You could also save up for a deposit during this period of time. That deposit and record of instalments paid to the landlord are essentially about creating a business case to the bank to say, “I can deal with debt, I can handle paying a monthly instalment towards being a home owner and this is my proof.”
That’s why I say it’s a great way you can prove yourself worthy of a home loan over time, which is really what’s going to get you the financing to buy a property.
Is the rent to buy strategy for you?
If you’re someone who doesn’t necessarily capital upfront right now to purchase, you’re looking to purchase in the future and you’re able to commit to paying a monthly instalment (rent plus an additional amount) then this is an ideal strategy for you to become a homeowner.
You don’t need upfront capital. You don’t put a deposit down. You don’t have to pay your buying costs, your transfer fees, your bond registration costs. None of those costs are applicable. That gives you time to purchase in the future, because usually buying a property requires an upfront fee and it does require some additional monthly payments.

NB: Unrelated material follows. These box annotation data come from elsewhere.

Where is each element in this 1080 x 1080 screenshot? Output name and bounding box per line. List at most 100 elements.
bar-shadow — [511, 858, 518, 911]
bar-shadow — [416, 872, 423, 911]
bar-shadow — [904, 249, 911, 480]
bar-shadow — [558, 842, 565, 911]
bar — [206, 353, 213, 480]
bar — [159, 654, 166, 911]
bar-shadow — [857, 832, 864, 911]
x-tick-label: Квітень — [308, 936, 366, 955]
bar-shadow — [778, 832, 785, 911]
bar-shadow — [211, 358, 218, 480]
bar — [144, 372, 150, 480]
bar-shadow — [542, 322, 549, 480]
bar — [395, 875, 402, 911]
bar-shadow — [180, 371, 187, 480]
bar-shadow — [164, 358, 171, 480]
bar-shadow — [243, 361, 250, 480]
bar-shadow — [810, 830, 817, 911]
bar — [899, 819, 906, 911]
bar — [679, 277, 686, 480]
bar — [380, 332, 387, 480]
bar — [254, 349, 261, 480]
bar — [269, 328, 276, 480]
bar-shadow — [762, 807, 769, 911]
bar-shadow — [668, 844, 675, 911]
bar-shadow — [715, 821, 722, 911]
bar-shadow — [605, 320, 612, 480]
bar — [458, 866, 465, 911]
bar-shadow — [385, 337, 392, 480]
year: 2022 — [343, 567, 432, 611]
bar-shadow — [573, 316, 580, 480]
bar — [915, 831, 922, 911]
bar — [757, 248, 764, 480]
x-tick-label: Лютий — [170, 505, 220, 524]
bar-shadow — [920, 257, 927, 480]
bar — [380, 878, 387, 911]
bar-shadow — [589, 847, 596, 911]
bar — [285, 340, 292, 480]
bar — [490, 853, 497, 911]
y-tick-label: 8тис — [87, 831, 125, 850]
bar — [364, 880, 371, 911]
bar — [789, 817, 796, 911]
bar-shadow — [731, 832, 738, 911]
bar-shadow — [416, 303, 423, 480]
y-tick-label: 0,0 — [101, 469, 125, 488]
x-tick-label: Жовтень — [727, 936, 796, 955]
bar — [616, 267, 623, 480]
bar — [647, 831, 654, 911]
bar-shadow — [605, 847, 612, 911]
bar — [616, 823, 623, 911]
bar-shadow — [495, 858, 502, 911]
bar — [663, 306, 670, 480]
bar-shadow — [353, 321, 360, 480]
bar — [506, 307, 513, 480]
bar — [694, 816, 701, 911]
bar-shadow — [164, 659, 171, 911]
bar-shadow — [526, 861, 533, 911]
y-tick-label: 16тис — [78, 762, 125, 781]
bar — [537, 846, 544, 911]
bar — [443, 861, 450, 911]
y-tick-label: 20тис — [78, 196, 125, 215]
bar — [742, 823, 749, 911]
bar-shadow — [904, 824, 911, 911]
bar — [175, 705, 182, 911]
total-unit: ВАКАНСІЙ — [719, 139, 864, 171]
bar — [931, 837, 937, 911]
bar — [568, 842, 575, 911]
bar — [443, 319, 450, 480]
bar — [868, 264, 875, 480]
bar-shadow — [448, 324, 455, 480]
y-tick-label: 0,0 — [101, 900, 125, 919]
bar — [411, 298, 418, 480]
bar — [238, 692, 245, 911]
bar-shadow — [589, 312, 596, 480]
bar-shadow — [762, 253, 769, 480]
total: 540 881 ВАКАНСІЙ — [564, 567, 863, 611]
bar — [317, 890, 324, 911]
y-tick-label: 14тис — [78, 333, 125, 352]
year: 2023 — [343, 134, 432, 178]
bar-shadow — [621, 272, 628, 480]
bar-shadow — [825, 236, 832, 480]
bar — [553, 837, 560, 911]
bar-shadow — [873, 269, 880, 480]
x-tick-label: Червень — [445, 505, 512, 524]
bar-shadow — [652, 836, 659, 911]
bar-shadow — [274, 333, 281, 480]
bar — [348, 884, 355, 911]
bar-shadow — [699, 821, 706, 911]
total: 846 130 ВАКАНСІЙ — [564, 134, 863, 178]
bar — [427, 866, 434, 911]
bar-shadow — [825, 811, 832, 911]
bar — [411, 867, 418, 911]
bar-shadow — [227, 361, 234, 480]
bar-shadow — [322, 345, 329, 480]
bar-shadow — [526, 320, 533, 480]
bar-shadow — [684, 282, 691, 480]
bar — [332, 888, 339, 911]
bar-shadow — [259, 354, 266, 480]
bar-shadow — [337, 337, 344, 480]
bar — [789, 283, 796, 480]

All you have to do is diligently pay your rent every month and a portion of your rent gets taken off the purchase price. You’re actually buying a piece of the property every single month until the end of the decided payment period.
Let me take you through an example.
Example of rent to buy purchase
Let’s say you’ve identified a property in a location that you’re looking at buying in. The first option I’m going to show you is buying the traditional way, which is with a bank loan.
First, have upfront fees. Those are your buying costs such as the deposit, property transfer fees and bond registration costs.
Let’s say you got this property for a million rand at the monthly bond. You would then go to the bank, put a deposit down and the bank would then charge you a monthly amount for 20 years to pay off the bond. In our example, that monthly bond is ten thousand rand.
Assume the total time to pay off the home loan is 20 years and then it becomes yours. Without a bond, the capital needed in total would be the million rand to buy the property plus the upfront fees.
Most people don’t have a million rand in cash. So, you would have to go to the bank. If you don’t have a good credit score, which essentially means you don’t have good affordability, this is the kind of option that the bank won’t even consider. But if you do want to look at the rent to buy alternative, you might be able to become a homeowner in a few years’ time.
The upfront fees of being a homeowner through rent to buy are a lot less than buying the property the traditional way. The only fees that you probably need to put up are the legal fees to put together a rent to buy agreement between you and the seller that stipulates that you’ll have so many years to rent the property and then you have the option to purchase it.
Continuing with our example, the agreed purchase price would still be a million rand for this property. Now, your monthly rental is going to be fifteen thousand rand. I’ve put a star there because that fifteen thousand rand includes your rent as if you were renting the property normally plus a portion of that goes towards buying the property. It might be that ten thousand rand goes towards your rent and the remaining five thousand rand is what you’re essentially paying to the owner over time to reduce the capital required to buy the property.
If the rent to buy agreement term is five years, the remaining payment after five years would be R700 000. It wouldn’t be a million because over the five years, you’re paying roughly about R300 000 rent in capital repayments. You’ve reduced the required payment for the property from a million rand to R700 000, which you can now go to the bank and get a loan for. It’ll be a lot easier to get a loan at R700 000 than at a million.
Your total capital needed is R720 000 as opposed to R1 050 000.
That is a quick and maybe an overly simplified example, but hopefully it helps you grasp the power of the rent to buy alternative and how you can use this to your advantage to become a homeowner at a later period of time.
If you are interested in exploring more, there are companies that now specialize in the rent to buy solution. But, as I always say, do your own homework as well. Please don’t just let them give you a property. You always need to do your own analysis on it.
So that’s the rent to buy solution. A great option for someone who doesn’t have upfront capital and is willing to become a property owner and investor in the future.